Nikol Pashinyan says the Security Council discussed imposing the measure
Armenian PM comments on martial law

Martial law will not be declared in Armenia for now, despite the ongoing hostilities on the border with Azerbaijan, Prime Minister Nikol Pashinyan has said.

Speaking on Friday at a cabinet meeting, Pashinyan revealed that the country’s Security Council “discussed the possibility of imposing martial law in the country, [but] decided that there’s no need for that for now.” He added that Armenians who want to defend the country are welcome to volunteer.

The prime minister acknowledged that the situation along the troubled border remains strained.

According to Pashinyan, 135 Armenian military personnel have been killed since fighting between Armenia and Azerbaijan broke out on Tuesday.

That same day, Yerevan requested assistance from the Collective Security Treaty Organization, of which it is a member. The alliance, which includes Russia and a number of Central Asian nations, dispatched a monitoring group that has already arrived in Armenia. The mission is tasked with developing proposals for defusing tensions in the region.

According to officials in Yerevan, the latest round of fighting began after the Azerbaijani military shelled several Armenian villages. Baku insists it was only acting in self-defense following a “massive provocation” by Armenia in several areas. Azerbaijan had accused Armenian forces of mining supply routes and shelling its military positions.

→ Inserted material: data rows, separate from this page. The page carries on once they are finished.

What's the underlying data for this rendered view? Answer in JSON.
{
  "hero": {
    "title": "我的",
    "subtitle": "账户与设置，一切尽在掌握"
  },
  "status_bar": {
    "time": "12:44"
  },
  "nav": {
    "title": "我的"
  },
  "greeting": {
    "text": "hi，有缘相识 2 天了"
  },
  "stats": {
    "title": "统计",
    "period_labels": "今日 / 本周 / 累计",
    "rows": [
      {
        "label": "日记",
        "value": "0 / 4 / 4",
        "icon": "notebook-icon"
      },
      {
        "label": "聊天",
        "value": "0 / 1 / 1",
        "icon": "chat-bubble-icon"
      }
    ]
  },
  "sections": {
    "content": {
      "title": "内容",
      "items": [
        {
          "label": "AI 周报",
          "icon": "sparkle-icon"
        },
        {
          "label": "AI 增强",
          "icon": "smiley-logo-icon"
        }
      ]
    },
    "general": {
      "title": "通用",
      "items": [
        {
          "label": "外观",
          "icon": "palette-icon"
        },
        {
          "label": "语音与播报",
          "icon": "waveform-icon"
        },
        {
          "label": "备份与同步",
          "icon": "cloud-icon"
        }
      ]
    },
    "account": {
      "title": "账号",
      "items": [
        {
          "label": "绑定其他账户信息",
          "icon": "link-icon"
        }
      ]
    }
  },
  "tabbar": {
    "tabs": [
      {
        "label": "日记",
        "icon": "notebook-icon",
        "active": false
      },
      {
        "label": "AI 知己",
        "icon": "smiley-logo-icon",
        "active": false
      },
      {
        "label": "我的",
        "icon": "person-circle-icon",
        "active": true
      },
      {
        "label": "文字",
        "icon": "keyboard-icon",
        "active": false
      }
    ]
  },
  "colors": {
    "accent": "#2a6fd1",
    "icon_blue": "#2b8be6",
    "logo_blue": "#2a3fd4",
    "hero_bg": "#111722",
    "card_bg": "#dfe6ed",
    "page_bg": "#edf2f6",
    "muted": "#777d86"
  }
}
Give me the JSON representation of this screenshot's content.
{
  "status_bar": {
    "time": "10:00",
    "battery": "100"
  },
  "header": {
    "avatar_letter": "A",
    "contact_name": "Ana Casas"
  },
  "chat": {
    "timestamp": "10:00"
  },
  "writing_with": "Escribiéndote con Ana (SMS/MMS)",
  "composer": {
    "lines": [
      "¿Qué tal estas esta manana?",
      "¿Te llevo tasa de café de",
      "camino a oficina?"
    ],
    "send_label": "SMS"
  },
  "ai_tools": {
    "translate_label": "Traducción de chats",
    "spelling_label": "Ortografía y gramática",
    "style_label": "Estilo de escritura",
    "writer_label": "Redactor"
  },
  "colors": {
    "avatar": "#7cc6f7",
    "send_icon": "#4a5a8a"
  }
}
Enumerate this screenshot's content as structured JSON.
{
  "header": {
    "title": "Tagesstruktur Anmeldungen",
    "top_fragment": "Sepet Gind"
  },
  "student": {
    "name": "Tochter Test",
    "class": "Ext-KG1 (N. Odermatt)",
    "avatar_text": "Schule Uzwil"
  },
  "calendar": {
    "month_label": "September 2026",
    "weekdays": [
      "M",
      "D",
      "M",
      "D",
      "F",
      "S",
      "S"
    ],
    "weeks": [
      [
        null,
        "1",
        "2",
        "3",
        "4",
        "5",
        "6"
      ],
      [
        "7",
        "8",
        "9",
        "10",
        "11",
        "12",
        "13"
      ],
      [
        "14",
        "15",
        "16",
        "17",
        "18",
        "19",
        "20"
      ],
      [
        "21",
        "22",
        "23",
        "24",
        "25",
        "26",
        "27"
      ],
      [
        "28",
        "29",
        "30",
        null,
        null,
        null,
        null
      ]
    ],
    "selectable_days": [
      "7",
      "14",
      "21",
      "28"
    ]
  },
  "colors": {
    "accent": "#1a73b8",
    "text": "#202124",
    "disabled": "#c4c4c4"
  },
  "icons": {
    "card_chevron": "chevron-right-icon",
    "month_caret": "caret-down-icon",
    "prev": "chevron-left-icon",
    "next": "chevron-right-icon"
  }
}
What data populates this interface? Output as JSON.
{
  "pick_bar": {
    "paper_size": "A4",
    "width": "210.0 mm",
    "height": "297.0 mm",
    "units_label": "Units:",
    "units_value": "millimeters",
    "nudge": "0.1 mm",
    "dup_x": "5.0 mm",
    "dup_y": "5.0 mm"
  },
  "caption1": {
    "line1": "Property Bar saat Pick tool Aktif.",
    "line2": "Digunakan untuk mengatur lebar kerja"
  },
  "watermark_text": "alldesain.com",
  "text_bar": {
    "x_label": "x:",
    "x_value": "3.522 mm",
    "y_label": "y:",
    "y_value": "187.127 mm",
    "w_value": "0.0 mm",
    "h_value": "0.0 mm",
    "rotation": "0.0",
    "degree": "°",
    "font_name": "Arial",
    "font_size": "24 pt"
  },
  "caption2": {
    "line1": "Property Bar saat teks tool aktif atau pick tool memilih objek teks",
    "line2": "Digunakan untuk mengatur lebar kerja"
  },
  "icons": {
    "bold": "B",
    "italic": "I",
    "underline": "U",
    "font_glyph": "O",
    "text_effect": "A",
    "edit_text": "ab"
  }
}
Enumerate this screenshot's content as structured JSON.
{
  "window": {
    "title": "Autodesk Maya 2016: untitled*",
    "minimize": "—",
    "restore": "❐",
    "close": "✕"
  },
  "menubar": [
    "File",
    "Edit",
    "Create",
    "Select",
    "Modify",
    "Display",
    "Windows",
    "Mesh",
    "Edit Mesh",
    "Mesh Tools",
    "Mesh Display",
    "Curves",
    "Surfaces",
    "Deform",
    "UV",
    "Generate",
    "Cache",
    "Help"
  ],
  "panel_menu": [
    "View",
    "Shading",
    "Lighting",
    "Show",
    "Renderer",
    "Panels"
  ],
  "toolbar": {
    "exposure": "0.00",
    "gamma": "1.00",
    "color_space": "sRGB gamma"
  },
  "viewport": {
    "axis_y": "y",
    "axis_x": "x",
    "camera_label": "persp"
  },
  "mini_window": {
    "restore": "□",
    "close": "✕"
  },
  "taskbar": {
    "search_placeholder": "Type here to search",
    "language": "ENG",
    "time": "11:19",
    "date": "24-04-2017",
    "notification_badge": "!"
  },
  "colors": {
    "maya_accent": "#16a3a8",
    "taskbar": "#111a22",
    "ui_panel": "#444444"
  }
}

Speaking at the Shanghai Cooperation Organization summit in Uzbekistan on Friday, Azerbaijani President Ilham Aliyev described Armenia’s latest actions as a “huge blow to the process of normalizing relations between the two countries.

On Wednesday, Azerbaijan’s Foreign Ministry claimed Baku had suggested declaring a humanitarian ceasefire. The diplomats also added that Baku is not interested in further escalation.

Yerevan, though, says the truce has already been violated due to continued shelling by Azerbaijan.

The conflict between the two nations revolves around the disputed region of Nagorno-Karabakh, which is mostly populated by ethnic Armenians. Yerevan has backed the region’s push for independence ever since it sought to break away from Azerbaijan in the early 1990s. Baku claims the territory as its own.

In 2020, Armenia and Azerbaijan fought a 44-day war over Nagorno-Karabakh, which ended with a Russia-brokered truce, and Azerbaijan seizing nearly half of the region.